Twenty minutes later Mason had retreated to sit in the church doorway when he heard the gunshot from the edge of town. He looked down the road in the direction Bluth had walked. Then he lit another cigarette and bowed his head.

     “Hello,” a small voice said.

     Mason raised his face and looked towards the little boy standing in the road. The boy was very thin and pale, dressed in a t-shirt, jeans, and black trainers with loose laces. Blonde hair that was almost white, slick with rainwater.

     Mason said nothing and watched the boy. The boy climbed the steps and sat next to him in the doorway. He smelled of ammonia and old flowers.
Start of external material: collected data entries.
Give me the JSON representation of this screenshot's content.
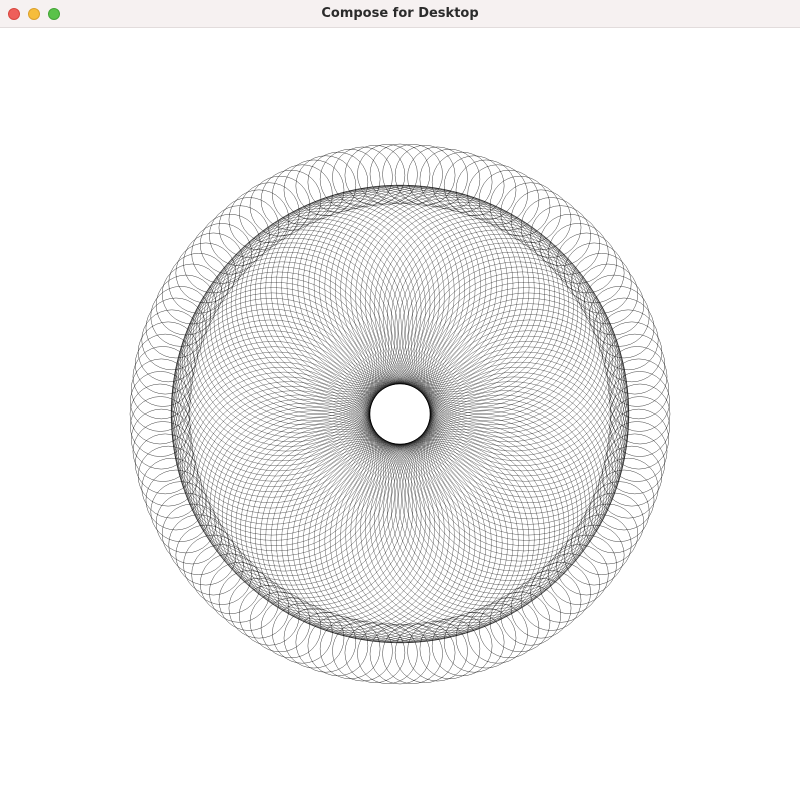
{
  "window": {
    "title": "Compose for Desktop",
    "buttons": {
      "close": "close-button",
      "minimize": "minimize-button",
      "maximize": "maximize-button"
    },
    "colors": {
      "close": "#ee5f5a",
      "minimize": "#f6bd3b",
      "maximize": "#5ac24a",
      "titlebar": "#f6f1f1"
    }
  },
  "pattern": {
    "stroke_color": "#000000",
    "background": "#ffffff"
  }
}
     “You look tired,” the boy said, without looking at him. “Maybe you should stop fighting, Mason.” The boy’s voice seemed older than his appearance.
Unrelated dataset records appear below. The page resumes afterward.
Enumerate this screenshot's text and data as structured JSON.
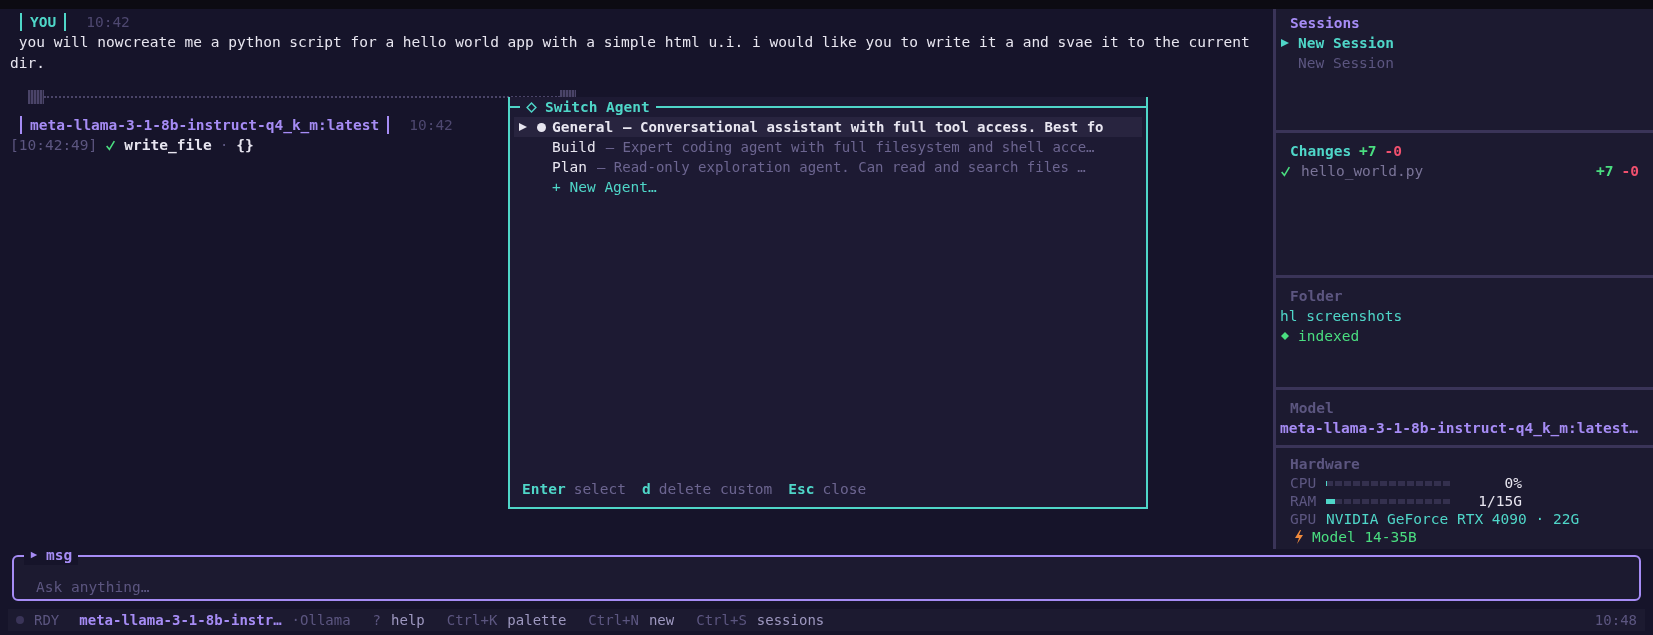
{
  "chat": {
    "messages": [
      {
        "kind": "user",
        "author": "YOU",
        "time": "10:42",
        "text": " you will nowcreate me a python script for a hello world app with a simple html u.i. i would like you to write it a and svae it to the current dir."
      },
      {
        "kind": "assistant",
        "author": "meta-llama-3-1-8b-instruct-q4_k_m:latest",
        "time": "10:42",
        "tool_calls": [
          {
            "timestamp": "[10:42:49]",
            "done": true,
            "name": "write_file",
            "separator": "·",
            "args": "{}"
          }
        ]
      }
    ]
  },
  "agent_switcher": {
    "title": "Switch Agent",
    "items": [
      {
        "name": "General",
        "description": "— Conversational assistant with full tool access. Best fo",
        "selected": true,
        "active": true
      },
      {
        "name": "Build",
        "description": "— Expert coding agent with full filesystem and shell acce…",
        "selected": false,
        "active": false
      },
      {
        "name": "Plan",
        "description": "— Read-only exploration agent. Can read and search files …",
        "selected": false,
        "active": false
      }
    ],
    "new_agent": "+ New Agent…",
    "hints": [
      {
        "key": "Enter",
        "action": "select"
      },
      {
        "key": "d",
        "action": "delete custom"
      },
      {
        "key": "Esc",
        "action": "close"
      }
    ]
  },
  "sidebar": {
    "sessions": {
      "title": "Sessions",
      "items": [
        {
          "label": "New Session",
          "selected": true
        },
        {
          "label": "New Session",
          "selected": false
        }
      ]
    },
    "changes": {
      "title": "Changes",
      "added": "+7",
      "removed": "-0",
      "files": [
        {
          "name": "hello_world.py",
          "added": "+7",
          "removed": "-0"
        }
      ]
    },
    "folder": {
      "title": "Folder",
      "name": "hl screenshots",
      "status": "indexed"
    },
    "model": {
      "title": "Model",
      "name": "meta-llama-3-1-8b-instruct-q4_k_m:latest…"
    },
    "hardware": {
      "title": "Hardware",
      "meters": [
        {
          "label": "CPU",
          "level": 0,
          "reading": "0%"
        },
        {
          "label": "RAM",
          "level": 0.07,
          "reading": "1/15G"
        }
      ],
      "gpu_label": "GPU",
      "gpu": "NVIDIA GeForce RTX 4090 · 22G",
      "tier": "Model 14-35B"
    }
  },
  "composer": {
    "label": "msg",
    "placeholder": "Ask anything…"
  },
  "status_bar": {
    "state": "RDY",
    "model": "meta-llama-3-1-8b-instr…",
    "provider": "·Ollama",
    "shortcuts": [
      {
        "key": "?",
        "action": "help"
      },
      {
        "key": "Ctrl+K",
        "action": "palette"
      },
      {
        "key": "Ctrl+N",
        "action": "new"
      },
      {
        "key": "Ctrl+S",
        "action": "sessions"
      }
    ],
    "time": "10:48"
  }
}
     “How do you know my name?” 

     “I’m a familiar.”

     “A familiar?”

     “I serve the vampires. I serve King Carrion.”

     “You serve them?”

     “Yes.”

     “How did that happen?”

     “King Carrion came to me. I saw the light. After he killed my parents and drank their blood.”

     “What’s your name?”

     “Steven.”

     “So how do you know my name, Steven?”
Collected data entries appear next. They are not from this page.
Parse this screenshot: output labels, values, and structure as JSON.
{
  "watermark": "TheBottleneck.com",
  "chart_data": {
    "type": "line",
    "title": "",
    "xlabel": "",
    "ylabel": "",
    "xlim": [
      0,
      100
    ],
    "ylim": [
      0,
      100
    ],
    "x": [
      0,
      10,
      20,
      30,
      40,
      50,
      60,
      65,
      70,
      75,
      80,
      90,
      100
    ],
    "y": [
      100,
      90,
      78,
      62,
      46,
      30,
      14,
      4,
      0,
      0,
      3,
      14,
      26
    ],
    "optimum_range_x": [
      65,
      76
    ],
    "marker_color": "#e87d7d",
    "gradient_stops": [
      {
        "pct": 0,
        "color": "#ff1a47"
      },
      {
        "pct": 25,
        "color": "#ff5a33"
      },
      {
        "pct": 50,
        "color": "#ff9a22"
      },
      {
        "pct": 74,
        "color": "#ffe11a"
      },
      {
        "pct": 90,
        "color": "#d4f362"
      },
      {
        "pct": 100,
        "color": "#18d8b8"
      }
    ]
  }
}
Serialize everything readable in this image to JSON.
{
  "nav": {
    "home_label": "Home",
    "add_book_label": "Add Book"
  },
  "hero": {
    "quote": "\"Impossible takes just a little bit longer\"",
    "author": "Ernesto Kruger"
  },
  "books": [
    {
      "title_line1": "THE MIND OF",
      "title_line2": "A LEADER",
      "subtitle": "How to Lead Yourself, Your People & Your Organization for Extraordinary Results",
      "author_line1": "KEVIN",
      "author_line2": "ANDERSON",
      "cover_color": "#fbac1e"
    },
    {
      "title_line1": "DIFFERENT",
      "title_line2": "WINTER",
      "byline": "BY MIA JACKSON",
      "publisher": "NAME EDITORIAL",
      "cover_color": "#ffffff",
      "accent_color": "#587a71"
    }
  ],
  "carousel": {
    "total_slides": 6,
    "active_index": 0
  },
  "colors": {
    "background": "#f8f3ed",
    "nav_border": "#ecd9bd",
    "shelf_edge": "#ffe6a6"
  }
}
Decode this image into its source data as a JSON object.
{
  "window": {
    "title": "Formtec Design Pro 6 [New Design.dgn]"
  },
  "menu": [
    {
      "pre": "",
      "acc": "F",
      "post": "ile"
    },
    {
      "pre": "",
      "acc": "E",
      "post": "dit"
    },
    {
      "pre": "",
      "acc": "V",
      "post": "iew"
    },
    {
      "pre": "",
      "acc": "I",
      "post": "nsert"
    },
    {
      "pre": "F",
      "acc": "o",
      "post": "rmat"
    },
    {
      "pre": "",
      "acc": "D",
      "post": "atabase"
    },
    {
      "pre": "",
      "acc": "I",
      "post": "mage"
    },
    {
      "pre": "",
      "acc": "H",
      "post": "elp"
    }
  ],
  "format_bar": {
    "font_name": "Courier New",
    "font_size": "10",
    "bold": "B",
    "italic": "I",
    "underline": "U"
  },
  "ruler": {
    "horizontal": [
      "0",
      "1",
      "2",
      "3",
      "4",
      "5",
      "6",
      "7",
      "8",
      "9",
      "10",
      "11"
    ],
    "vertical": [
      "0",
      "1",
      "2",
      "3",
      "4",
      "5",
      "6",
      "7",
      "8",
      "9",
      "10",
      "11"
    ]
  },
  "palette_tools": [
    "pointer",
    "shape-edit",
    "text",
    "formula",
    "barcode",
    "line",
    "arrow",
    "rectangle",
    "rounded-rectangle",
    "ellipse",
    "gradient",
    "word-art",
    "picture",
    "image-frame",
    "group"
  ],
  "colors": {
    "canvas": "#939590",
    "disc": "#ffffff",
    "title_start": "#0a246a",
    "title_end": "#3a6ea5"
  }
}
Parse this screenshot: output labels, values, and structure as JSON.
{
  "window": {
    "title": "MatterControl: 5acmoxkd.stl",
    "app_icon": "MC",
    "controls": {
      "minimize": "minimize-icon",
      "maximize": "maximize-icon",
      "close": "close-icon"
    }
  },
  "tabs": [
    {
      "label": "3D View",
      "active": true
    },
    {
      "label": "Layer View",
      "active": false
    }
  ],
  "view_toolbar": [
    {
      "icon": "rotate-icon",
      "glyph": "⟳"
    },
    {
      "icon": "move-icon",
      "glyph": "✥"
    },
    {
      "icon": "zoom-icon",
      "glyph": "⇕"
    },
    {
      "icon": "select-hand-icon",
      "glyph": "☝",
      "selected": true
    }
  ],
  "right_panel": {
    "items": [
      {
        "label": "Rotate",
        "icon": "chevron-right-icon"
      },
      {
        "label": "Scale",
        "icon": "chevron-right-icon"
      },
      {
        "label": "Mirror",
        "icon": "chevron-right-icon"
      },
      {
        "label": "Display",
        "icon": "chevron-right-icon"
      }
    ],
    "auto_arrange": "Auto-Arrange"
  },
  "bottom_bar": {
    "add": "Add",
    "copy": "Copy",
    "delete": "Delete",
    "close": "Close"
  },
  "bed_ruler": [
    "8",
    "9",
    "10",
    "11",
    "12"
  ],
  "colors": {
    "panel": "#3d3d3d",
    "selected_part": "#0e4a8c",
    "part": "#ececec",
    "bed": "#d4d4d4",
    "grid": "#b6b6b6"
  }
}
     “The vampires let me know things. They have their ways. King Carrion has his ways.”

     “Fair enough, Steven.”

     The boy wiped his mouth. “You should convert willingly. Or become a familiar, like me. I can take you to a place. The last people in the town are steadily being converted.”

     “I’m okay. Thanks for the offer.”

     Steven turned to him and reached out and touched Mason’s chest where the girl had scratched him. Then he withdrew his hand and looked out at the street.

     “King Carrion sees all,” said Steven. “He has seen you, Mason. You are known as a survivor. King Carrion admires you.”

     “Admires me?”

     “Very much so.”

     “Well, King Carrion can fuck off.”

     The boy looked at him and rose from the doorway. He walked halfway down the steps before he stopped and turned around. “King Carrion may come for you tonight.”

     “I’ll be waiting for him,” Mason said.

     The boy smiled, but it was without humour. A cold expression. “You won’t be disappointed.”